Your Uber Has Arrived…And He’s Sick Of Your Crap

. May 16, 2016.
uber-dibella

Writing as a profession has never been the most secure career path. In fact, “creatives” (wretched corporate speak) of all phyla (artists, musicians, actors and even copywriters) often must supplement their incomes with service industry jobs far from their chosen field.

To keep this sob story short, your gentle narrator has been writing professionally for over 16 years and, while freelancing for any number of publications, he procured just one desk job on the strength of his writing (ASCAP, seven years)—a data integrity and quality assurance position. Shortly after the economy tanked in 2008, that cushy (but dead-end) gig evaporated; since then, the order of the day has been scrambling and cobbling together an income.

The advent of the so-called sharing economy has allowed forlorned job-seekers to obtain jobs with Uber or Zoomer where no resume is needed: just a four-door (in Uber’s case) and a smartphone. These are service jobs, and with them come the mercurial moods of the public.

Ann Arbor is generally a wonderful place, but the University of Michigan matriculates many a son/daughter of wealthy oligarchs (focus squarely on Long Island/NYC/North Jersey with a special shoutout to the Detroit burbs).

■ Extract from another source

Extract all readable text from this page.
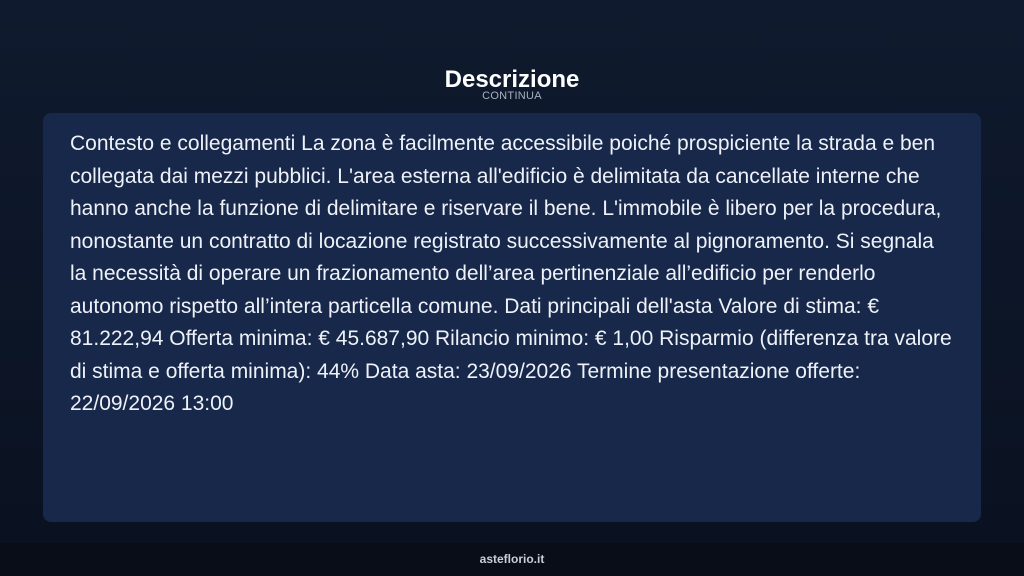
Descrizione
CONTINUA

Contesto e collegamenti La zona è facilmente accessibile poiché prospiciente la strada e ben collegata dai mezzi pubblici. L'area esterna all'edificio è delimitata da cancellate interne che hanno anche la funzione di delimitare e riservare il bene. L'immobile è libero per la procedura, nonostante un contratto di locazione registrato successivamente al pignoramento. Si segnala la necessità di operare un frazionamento dell’area pertinenziale all’edificio per renderlo autonomo rispetto all’intera particella comune. Dati principali dell'asta Valore di stima: € 81.222,94 Offerta minima: € 45.687,90 Rilancio minimo: € 1,00 Risparmio (differenza tra valore di stima e offerta minima): 44% Data asta: 23/09/2026 Termine presentazione offerte: 22/09/2026 13:00

asteflorio.it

Unfortunately, these progeny of opulence often act like entitled twits, especially when dealing with waiters, cab drivers, delivery drivers, etc. A prime recent example was this lovely little scholar who, while unworthy of column inches, happens to be the son of a notorious New York City slum lord (go figure).

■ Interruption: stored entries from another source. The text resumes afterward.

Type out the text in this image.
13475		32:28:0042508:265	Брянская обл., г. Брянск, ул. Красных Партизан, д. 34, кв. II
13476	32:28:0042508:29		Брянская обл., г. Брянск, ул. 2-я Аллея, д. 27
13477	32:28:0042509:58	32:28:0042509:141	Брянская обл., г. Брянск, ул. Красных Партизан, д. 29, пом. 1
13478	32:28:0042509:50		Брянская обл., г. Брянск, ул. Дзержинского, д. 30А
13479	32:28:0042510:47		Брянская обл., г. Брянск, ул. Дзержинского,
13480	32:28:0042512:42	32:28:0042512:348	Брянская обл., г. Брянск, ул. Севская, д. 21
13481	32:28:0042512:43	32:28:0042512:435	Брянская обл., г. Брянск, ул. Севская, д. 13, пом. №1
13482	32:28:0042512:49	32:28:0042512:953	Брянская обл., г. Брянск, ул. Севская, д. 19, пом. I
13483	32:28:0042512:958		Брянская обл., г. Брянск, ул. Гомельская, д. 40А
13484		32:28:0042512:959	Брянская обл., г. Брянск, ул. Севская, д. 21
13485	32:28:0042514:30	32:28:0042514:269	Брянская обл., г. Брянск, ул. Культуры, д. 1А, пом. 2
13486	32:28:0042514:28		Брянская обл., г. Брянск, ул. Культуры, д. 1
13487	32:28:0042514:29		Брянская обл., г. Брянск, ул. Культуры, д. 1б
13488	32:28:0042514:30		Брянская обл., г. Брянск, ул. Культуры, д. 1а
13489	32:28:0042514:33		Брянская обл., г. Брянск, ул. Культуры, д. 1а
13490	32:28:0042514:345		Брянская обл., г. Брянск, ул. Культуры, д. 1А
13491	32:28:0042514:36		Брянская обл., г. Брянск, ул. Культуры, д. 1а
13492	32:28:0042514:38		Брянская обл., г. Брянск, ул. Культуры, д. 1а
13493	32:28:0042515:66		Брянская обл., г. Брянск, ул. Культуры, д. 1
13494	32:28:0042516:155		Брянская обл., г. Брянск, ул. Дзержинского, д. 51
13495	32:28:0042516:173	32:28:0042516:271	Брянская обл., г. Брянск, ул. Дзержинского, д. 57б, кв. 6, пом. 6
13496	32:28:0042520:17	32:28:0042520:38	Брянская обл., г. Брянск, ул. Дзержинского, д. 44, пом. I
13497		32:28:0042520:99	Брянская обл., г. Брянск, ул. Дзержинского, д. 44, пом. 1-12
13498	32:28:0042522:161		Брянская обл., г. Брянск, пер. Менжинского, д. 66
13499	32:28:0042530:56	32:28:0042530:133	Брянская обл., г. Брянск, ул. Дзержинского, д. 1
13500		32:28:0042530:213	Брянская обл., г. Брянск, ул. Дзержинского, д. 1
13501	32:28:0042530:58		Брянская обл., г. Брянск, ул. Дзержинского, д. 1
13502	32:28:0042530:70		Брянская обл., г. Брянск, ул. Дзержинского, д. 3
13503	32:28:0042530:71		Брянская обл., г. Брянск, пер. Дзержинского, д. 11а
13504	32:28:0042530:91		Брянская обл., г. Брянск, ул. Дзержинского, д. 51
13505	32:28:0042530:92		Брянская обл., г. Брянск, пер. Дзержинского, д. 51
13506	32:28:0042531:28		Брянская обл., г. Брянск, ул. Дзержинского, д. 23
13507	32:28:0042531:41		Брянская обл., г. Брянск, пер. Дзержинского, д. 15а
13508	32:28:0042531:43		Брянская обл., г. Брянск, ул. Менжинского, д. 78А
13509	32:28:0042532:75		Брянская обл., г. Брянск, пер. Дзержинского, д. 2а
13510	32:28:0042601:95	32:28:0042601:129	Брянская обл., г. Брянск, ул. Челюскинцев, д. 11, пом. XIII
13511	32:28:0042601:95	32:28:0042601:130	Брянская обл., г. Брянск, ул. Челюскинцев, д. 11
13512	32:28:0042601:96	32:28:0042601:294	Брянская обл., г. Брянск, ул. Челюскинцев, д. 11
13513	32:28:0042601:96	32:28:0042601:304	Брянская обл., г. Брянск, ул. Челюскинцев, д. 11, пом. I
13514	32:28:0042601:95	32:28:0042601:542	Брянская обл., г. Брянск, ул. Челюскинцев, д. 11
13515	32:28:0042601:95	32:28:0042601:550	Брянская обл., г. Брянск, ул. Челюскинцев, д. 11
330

It’s not just the kids who act like privileged philistines. There is an air of elitism that runs through Washtenaw County, one of the wealthiest in Michigan. This is a liberal, artist-friendly community, but money does something to people, and there’s plenty of wealth and disconnect to go around in the Ace Deuce (who could forget this so-called civil servant).

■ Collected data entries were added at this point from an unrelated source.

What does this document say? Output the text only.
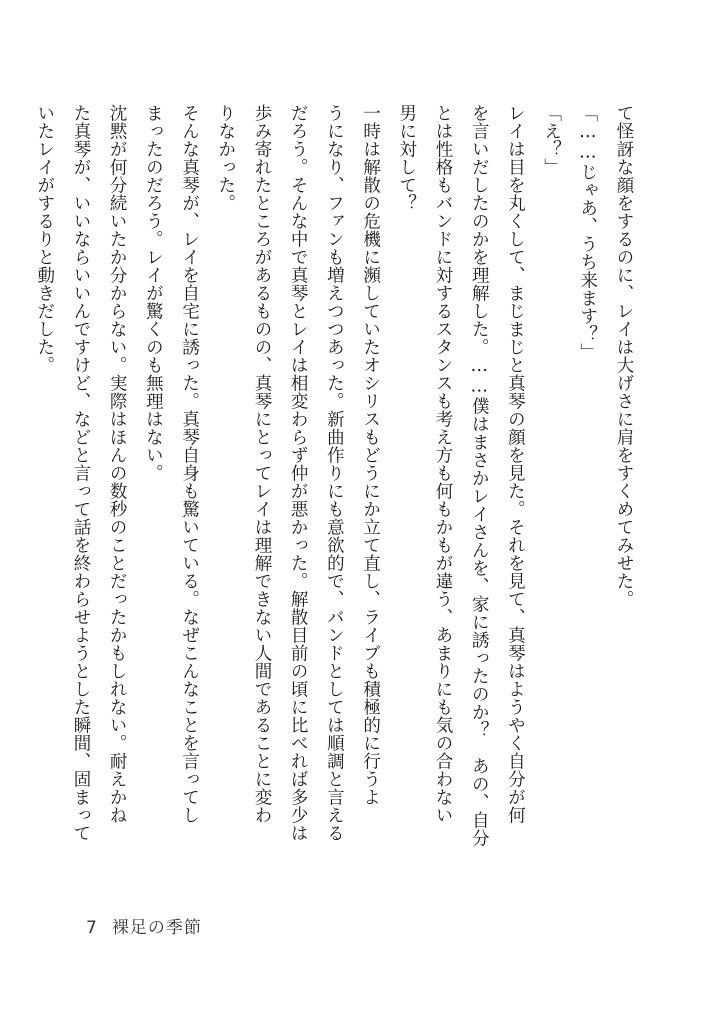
て怪訝な顔をするのに、レイは大げさに肩をすくめてみせた。

「……じゃあ、うち来ます？」

「え？」

レイは目を丸くして、まじまじと真琴の顔を見た。それを見て、真琴はようやく自分が何

を言いだしたのかを理解した。……僕はまさかレイさんを、家に誘ったのか？　あの、自分

とは性格もバンドに対するスタンスも考え方も何もかもが違う、あまりにも気の合わない

男に対して？

一時は解散の危機に瀕していたオシリスもどうにか立て直し、ライブも積極的に行うよ

うになり、ファンも増えつつあった。新曲作りにも意欲的で、バンドとしては順調と言える

だろう。そんな中で真琴とレイは相変わらず仲が悪かった。解散目前の頃に比べれば多少は

歩み寄れたところがあるものの、真琴にとってレイは理解できない人間であることに変わ

りなかった。

そんな真琴が、レイを自宅に誘った。真琴自身も驚いている。なぜこんなことを言ってし

まったのだろう。レイが驚くのも無理はない。

沈黙が何分続いたか分からない。実際はほんの数秒のことだったかもしれない。耐えかね

た真琴が、いいならいいんですけど、などと言って話を終わらせようとした瞬間、固まって

いたレイがするりと動きだした。

7 裸足の季節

The Ann Arbor/nation-wide affluenza epidemic could be written off to the folly of youth/undeveloped frontal lobes; who among us, due to sheer naivete, didn’t do something idiotic in our early adulthood? However, Greek life at universities does foster a solipsistic worldview—sorry frat guys and gals, there are many among you that give your house a bad name.

So this particular writer Ubers and Zoomers in his spare time; a Bachelor’s in English from the University in tow. To be fair, some young Wolverines are beautiful people, full of vitality and spirit, generally aware that treating your fellow humans with respect is a requirement and not an occasional practice. We all have a bad day and can come off rude to a cashier, waiter or fellow motorist, but having shuttled Ann Arborites around for three months now (and delivered food for eight months), I’ve noticed an alarming trend of disrespect, primarily among (but not exclusive to) undergraduates.

From the drunk sorority sister dropping an “okay, Uber” while I was talking to another rider, to the drunk student in cap and gown who cranked up my stereo without asking then slammed my door for good measure, to the businessman who treated my car as a trash receptacle: Newsflash: there are some despicable people out there.

Then there’s the cheapskates that still aren’t aware that delivery drivers also work off tips, just like waiters and waitresses (10 percent is acceptable, but 15-20 should be the standard considering the wear and tear these drivers put on their cars to bring you your precious Zingerman’s matzah ball soup).

Uber does allow a driver to hear some good stories, obvious fodder for any scribe. Sour grapes can turn to fine wine with discipline and hard work, but in America, warriors often die for want of slaying the dragon. If only the dragon knew how awful he could be, perhaps there would be less of a sense of entitlement in our American kingdom.